Las tensas relaciones entre China y Japón salieron a relucir el martes en la cumbre de la APEC después que se anunció que Beijing será la próxima sede de la reunión, lo que hace centrar la atención en los vínculos entre dos potencias asiáticas.

La agenda oficial de la cumbre del Foro de Cooperación Económica Asia-Pacífico (APEC), integrado por 21 naciones, tiene por fin forjar consenso sobre el libre comercio, pero en discursos y reuniones las disputas territoriales entre China y la mayoría de sus vecinos fue un elemento constante.

La cumbre de la APEC también da a los líderes regionales la oportunidad de discutir temas en un entorno informal. Sin embargo, el diálogo de alto nivel entre China y Japón está paralizado en medio de un estancamiento sobre unas islas en disputa en el Mar de China.

El primer ministro de Japón, Shinzo Abe, dice que la puerta al diálogo está abierta, pero Tokio se niega a discutir las reclamaciones sobre las islas deshabitadas, llamadas Senkaku en Japón y Diaoyu en China. Dado el distanciamiento, el momento de más acercamiento entre los dos líderes en la APEC fue un breve apretón de manos. Los países miembros de la APEC tienen una población de 3.000 millones de habitantes y generan más e la mitad de la economía mundial.

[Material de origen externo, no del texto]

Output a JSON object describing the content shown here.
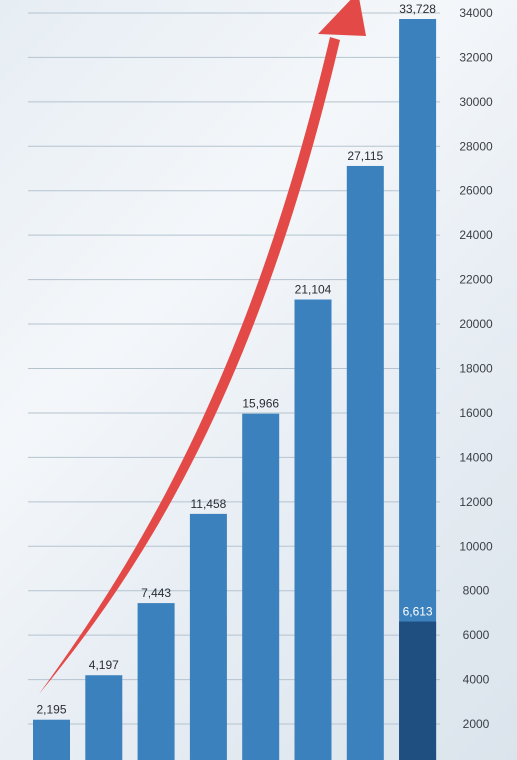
{
  "chart_data": {
    "type": "bar",
    "values": [
      2195,
      4197,
      7443,
      11458,
      15966,
      21104,
      27115,
      33728
    ],
    "value_labels": [
      "2,195",
      "4,197",
      "7,443",
      "11,458",
      "15,966",
      "21,104",
      "27,115",
      "33,728"
    ],
    "highlight": {
      "bar_index": 7,
      "value": 6613,
      "label": "6,613",
      "color": "#1f4e80"
    },
    "ylim": [
      0,
      34500
    ],
    "yticks": [
      2000,
      4000,
      6000,
      8000,
      10000,
      12000,
      14000,
      16000,
      18000,
      20000,
      22000,
      24000,
      26000,
      28000,
      30000,
      32000,
      34000
    ],
    "ytick_labels": [
      "2000",
      "4000",
      "6000",
      "8000",
      "10000",
      "12000",
      "14000",
      "16000",
      "18000",
      "20000",
      "22000",
      "24000",
      "26000",
      "28000",
      "30000",
      "32000",
      "34000"
    ],
    "y_axis_side": "right",
    "grid": true,
    "trend_arrow": true,
    "colors": {
      "bar": "#3a81bd",
      "highlight": "#1f4e80",
      "arrow": "#e34a47",
      "grid": "#b5c3cf"
    }
  }
}
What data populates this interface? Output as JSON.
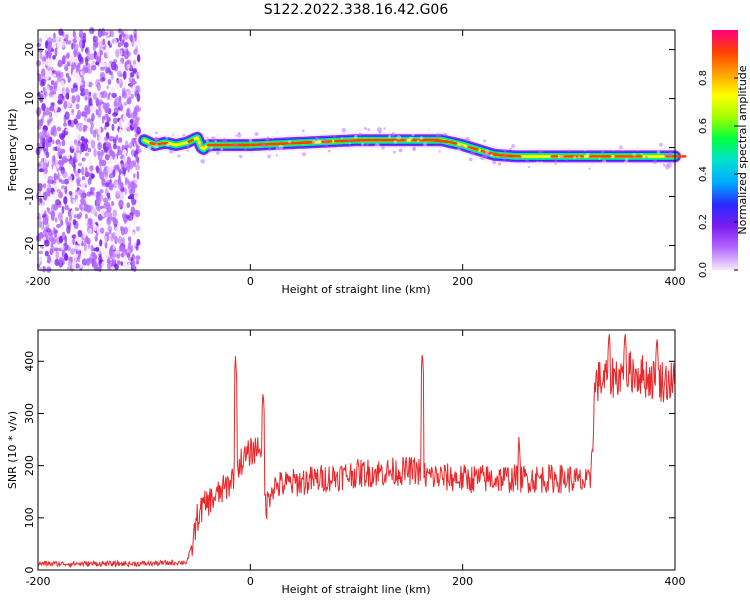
{
  "title": "S122.2022.338.16.42.G06",
  "colors": {
    "snr_line": "#e8282a",
    "colormap": [
      "#f6e8fb",
      "#b56bff",
      "#7a1cf0",
      "#2a2aff",
      "#00aaff",
      "#00e0d0",
      "#00ff40",
      "#a0ff00",
      "#ffff00",
      "#ffa000",
      "#ff4000",
      "#ff0080"
    ]
  },
  "chart_data": [
    {
      "type": "heatmap",
      "xlabel": "Height of straight line (km)",
      "ylabel": "Frequency (Hz)",
      "xlim": [
        -200,
        400
      ],
      "ylim": [
        -25,
        24
      ],
      "xticks": [
        -200,
        0,
        200,
        400
      ],
      "yticks": [
        -20,
        -10,
        0,
        10,
        20
      ],
      "noise_region_x": [
        -200,
        -100
      ],
      "signal_track": {
        "x": [
          -100,
          -90,
          -80,
          -70,
          -60,
          -50,
          -45,
          -40,
          -20,
          0,
          50,
          100,
          150,
          180,
          200,
          215,
          230,
          250,
          300,
          350,
          400
        ],
        "freq": [
          1.5,
          0.5,
          1.0,
          0.5,
          1.0,
          2.0,
          -0.5,
          0.5,
          0.5,
          0.5,
          1.0,
          1.5,
          1.5,
          1.5,
          0.5,
          -0.5,
          -1.5,
          -1.8,
          -1.8,
          -1.8,
          -1.8
        ]
      },
      "colorbar": {
        "label": "Normalized spectral amplitude",
        "ticks": [
          0.0,
          0.2,
          0.4,
          0.6,
          0.8
        ],
        "range": [
          0,
          1
        ]
      }
    },
    {
      "type": "line",
      "xlabel": "Height of straight line (km)",
      "ylabel": "SNR (10 * v/v)",
      "xlim": [
        -200,
        400
      ],
      "ylim": [
        0,
        460
      ],
      "xticks": [
        -200,
        0,
        200,
        400
      ],
      "yticks": [
        0,
        100,
        200,
        300,
        400
      ],
      "series_baseline": {
        "x": [
          -200,
          -100,
          -60,
          -55,
          -50,
          -45,
          -40,
          -30,
          -20,
          -10,
          0,
          10,
          15,
          20,
          50,
          100,
          150,
          160,
          165,
          200,
          250,
          300,
          320,
          325,
          340,
          360,
          380,
          400
        ],
        "y": [
          12,
          12,
          15,
          45,
          100,
          120,
          130,
          145,
          165,
          205,
          225,
          240,
          120,
          160,
          170,
          185,
          190,
          190,
          180,
          175,
          175,
          175,
          165,
          360,
          370,
          380,
          365,
          360
        ]
      },
      "spikes": [
        {
          "x": -14,
          "y": 410
        },
        {
          "x": 12,
          "y": 345
        },
        {
          "x": 162,
          "y": 420
        },
        {
          "x": 253,
          "y": 255
        },
        {
          "x": 338,
          "y": 460
        },
        {
          "x": 353,
          "y": 460
        },
        {
          "x": 383,
          "y": 450
        }
      ]
    }
  ]
}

Funcionarios japoneses dijeron que no prevén ningún problema en la reunión de la APEC en Beijing. Pero fueron más expresivos cuando se les preguntó sobre las críticas chinas sobre la colaboración en materia de defensa entre Japón, Australia y Estados Unidos.

"Estos tres países no están unidos sólo por tratados, sino porque valoran la apertura y las estructuras sobre la base de las normas", dijo Tomohiko Taniguchi, asesor del gabinete de Abe. "Tenemos que unirnos para preservar la libertad de movimiento de movimiento de bienes en estos espacios públicos".

Las disputas territoriales entre los países del sudeste asiático y China, que se centran en las amplias reclamaciones de Beijing, también fueron temas de discusión.